Another thing that Asimov failed to comment on was the lasting impact of Cote’s ideas on popular culture of the next century.  In 1930, David Butler made a cute little musical film set fifty years into the future (1980) called “Just Imagine.”  In the opening scenes, he had 200-story skyscrapers and rows of aircraft flying at different levels.  At an intersection, in a hovering bucket, was a traffic cop directing the air traffic.  This is not unlike the “Aviation Police” on the card presented on page 40 of “Futuredays.”  Page 64 shows automatic Barbers and mechanical Tailors taking care of customers with little human intervention.  All the ideas that were presented, in jest on the Jetsons, sixty years later.  Many of Cote’s notions of the future were held long into the 20th Century.  Asimov would have done well to explain why these were such cherished visions of life yet to come.

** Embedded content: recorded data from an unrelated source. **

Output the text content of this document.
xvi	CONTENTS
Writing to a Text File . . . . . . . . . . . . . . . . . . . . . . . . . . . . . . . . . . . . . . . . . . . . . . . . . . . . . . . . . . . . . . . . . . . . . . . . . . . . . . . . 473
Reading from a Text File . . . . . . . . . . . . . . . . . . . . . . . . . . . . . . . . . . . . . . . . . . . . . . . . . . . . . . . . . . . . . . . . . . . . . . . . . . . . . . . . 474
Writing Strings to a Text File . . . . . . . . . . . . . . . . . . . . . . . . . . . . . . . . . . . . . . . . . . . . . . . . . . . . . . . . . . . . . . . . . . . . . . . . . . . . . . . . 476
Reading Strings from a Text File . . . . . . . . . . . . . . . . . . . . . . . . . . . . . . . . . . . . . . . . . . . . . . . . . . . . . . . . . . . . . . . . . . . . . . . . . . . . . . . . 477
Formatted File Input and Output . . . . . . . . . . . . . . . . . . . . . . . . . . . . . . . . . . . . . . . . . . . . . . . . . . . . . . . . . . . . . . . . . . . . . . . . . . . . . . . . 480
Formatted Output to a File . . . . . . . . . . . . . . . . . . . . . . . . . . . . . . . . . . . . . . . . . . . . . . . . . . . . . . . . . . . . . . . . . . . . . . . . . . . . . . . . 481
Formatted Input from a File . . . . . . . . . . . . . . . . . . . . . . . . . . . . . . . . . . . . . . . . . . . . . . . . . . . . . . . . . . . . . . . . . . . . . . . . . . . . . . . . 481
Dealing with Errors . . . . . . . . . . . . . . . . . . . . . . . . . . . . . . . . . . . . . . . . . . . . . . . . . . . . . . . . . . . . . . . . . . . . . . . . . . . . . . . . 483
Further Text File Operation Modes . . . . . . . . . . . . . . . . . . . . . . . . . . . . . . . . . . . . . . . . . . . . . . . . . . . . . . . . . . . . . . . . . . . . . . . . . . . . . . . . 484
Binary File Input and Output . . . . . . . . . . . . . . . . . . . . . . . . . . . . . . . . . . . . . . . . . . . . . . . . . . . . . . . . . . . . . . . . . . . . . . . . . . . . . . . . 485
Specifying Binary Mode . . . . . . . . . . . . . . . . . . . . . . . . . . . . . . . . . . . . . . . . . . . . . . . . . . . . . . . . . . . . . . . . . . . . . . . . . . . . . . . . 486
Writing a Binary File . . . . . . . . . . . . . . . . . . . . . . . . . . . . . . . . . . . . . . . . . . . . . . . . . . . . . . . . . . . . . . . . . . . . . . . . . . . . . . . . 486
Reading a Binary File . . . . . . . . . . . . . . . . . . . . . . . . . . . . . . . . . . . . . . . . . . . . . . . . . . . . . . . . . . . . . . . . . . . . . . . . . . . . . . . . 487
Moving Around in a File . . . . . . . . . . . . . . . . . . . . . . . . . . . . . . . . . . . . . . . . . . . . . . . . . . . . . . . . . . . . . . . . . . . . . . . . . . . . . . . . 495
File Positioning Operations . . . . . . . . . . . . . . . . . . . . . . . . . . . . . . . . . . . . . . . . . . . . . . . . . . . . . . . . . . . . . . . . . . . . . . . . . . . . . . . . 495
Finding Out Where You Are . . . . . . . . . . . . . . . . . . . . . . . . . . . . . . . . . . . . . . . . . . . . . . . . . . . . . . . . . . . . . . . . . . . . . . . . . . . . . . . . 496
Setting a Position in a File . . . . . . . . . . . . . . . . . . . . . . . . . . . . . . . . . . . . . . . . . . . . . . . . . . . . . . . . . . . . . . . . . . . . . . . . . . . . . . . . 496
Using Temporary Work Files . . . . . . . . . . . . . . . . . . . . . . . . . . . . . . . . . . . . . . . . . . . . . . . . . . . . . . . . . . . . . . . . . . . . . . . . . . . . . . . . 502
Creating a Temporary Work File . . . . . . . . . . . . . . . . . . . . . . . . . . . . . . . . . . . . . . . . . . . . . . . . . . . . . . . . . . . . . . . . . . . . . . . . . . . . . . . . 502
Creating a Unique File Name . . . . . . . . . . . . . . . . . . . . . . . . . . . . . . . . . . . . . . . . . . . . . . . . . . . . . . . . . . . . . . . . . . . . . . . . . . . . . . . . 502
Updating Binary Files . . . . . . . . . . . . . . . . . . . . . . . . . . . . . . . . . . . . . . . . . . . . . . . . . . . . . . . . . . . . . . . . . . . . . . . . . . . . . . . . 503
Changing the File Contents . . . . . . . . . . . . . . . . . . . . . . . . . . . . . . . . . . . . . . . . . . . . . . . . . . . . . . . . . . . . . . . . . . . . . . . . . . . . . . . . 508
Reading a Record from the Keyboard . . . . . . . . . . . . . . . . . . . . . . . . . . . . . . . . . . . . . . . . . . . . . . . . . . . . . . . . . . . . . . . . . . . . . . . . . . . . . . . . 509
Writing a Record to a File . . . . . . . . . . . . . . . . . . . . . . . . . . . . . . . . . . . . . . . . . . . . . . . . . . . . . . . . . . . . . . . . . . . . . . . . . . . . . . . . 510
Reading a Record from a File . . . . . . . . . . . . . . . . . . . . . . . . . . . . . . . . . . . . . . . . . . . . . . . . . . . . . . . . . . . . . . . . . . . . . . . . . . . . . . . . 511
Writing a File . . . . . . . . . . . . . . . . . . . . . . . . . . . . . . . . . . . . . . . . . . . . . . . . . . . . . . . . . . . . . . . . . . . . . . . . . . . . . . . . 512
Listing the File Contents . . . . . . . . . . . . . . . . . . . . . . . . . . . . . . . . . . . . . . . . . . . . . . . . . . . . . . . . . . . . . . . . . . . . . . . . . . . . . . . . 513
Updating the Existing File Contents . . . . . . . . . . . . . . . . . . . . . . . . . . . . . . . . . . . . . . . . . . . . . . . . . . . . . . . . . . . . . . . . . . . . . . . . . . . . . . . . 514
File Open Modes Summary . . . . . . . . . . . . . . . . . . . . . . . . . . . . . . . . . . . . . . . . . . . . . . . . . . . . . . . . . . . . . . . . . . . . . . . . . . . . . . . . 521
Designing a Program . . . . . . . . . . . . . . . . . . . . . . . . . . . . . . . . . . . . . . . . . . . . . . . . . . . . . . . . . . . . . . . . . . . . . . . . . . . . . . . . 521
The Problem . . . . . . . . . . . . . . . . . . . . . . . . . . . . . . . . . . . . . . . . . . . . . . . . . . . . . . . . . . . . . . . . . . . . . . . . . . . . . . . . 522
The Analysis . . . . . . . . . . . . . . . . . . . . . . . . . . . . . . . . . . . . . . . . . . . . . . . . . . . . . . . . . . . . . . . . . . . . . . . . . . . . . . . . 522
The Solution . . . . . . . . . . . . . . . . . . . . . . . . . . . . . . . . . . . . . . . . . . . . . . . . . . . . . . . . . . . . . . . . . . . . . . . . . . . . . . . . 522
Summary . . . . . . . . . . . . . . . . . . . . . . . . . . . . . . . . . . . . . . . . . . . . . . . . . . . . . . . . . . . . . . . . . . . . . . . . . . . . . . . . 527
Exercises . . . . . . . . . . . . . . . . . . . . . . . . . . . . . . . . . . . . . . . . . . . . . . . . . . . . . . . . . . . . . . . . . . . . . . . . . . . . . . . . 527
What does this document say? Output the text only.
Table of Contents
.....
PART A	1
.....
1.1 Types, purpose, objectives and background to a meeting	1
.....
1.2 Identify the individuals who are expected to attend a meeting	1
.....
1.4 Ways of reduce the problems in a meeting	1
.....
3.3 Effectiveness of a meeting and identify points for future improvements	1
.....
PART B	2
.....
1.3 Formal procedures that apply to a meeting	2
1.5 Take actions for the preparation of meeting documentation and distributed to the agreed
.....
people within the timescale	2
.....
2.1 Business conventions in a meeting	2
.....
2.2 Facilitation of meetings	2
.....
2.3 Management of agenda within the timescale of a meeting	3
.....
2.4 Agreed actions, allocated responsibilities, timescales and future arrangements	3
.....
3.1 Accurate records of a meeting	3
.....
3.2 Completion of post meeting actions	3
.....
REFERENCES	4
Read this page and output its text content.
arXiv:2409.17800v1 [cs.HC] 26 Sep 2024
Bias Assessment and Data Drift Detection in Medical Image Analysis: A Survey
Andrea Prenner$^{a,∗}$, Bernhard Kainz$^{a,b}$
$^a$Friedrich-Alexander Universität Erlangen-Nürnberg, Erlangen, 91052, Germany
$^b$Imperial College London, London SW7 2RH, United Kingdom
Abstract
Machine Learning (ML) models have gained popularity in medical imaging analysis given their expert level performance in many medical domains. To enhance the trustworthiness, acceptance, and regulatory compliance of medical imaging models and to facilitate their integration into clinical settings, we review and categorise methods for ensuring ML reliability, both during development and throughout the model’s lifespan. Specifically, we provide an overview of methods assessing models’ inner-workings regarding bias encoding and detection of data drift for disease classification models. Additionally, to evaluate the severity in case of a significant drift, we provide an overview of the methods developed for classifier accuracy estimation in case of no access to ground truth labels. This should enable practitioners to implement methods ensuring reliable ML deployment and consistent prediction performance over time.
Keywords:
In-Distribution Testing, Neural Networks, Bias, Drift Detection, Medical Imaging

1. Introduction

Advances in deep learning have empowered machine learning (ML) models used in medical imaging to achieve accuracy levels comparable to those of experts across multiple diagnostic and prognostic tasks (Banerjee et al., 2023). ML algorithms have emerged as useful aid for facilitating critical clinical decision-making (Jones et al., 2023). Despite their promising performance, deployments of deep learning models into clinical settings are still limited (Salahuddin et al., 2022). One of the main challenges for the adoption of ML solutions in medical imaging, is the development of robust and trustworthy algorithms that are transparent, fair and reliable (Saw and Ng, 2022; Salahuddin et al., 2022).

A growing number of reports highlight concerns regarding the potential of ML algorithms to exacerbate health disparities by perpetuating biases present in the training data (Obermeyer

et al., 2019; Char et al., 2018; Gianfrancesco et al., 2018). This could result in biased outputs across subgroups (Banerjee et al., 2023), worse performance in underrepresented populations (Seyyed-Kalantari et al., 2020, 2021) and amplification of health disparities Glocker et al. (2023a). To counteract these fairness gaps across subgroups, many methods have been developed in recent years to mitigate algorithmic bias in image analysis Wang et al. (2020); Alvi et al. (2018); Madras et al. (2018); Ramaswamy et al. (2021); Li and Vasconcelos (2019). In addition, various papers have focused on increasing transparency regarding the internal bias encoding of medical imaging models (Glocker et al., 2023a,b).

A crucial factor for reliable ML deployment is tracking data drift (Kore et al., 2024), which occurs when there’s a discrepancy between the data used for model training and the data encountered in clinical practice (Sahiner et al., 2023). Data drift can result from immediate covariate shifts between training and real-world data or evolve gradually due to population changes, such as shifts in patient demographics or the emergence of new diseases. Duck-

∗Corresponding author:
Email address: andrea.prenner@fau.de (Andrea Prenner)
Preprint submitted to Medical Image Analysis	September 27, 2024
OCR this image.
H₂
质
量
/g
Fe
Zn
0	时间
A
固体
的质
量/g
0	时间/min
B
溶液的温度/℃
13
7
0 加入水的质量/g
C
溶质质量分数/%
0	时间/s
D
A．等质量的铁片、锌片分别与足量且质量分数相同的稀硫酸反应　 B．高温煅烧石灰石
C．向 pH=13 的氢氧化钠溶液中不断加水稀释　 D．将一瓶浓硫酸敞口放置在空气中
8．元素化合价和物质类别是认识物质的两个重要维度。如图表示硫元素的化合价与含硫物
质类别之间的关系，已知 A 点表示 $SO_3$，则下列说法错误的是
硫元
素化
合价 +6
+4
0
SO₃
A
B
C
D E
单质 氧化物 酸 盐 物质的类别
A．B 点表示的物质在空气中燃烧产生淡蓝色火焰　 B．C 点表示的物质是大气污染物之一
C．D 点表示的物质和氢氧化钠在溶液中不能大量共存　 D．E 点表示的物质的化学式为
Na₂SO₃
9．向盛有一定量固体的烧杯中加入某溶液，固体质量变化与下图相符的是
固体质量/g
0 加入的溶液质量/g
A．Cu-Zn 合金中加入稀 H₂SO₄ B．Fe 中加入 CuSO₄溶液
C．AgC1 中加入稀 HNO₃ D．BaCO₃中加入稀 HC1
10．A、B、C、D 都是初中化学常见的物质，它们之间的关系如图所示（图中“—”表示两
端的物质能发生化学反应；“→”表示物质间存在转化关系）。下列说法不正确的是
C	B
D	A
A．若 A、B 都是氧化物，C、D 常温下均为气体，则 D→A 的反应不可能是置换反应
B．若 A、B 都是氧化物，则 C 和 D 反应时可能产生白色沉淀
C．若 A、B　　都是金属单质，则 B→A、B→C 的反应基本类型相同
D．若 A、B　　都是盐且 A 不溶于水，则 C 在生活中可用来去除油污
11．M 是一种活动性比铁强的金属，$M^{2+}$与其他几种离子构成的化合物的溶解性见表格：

Whether it is looking at old science fiction shows like Space 1999, or reading old science fiction novels that warn of future doom, we find comfort in how the past viewed the future.  Maybe because they always seem to miss key inventions, or give too much credit to their own work, they have always gotten the future wrong.  It makes us feel better, I believe, to see their folly because we hope it makes our current dire predictions just as inaccurate.

“Futuredays: A Nineteenth-Century Vision of the Year 2000” is still in print and an enjoyable read for the reasons I have speculated on above.  The introductory essay on futurism by Isaac Asimov has not been reprinted elsewhere and is worth the cost of the book alone.  The reflections by Asimov on each idea presented in the artwork are interesting and informative, as Asimov often is.  The chance to see another time’s vision of our lives, however light, is always an interesting reflection on the society of the time.  It helps us see how our own time reflects on our vision of the future.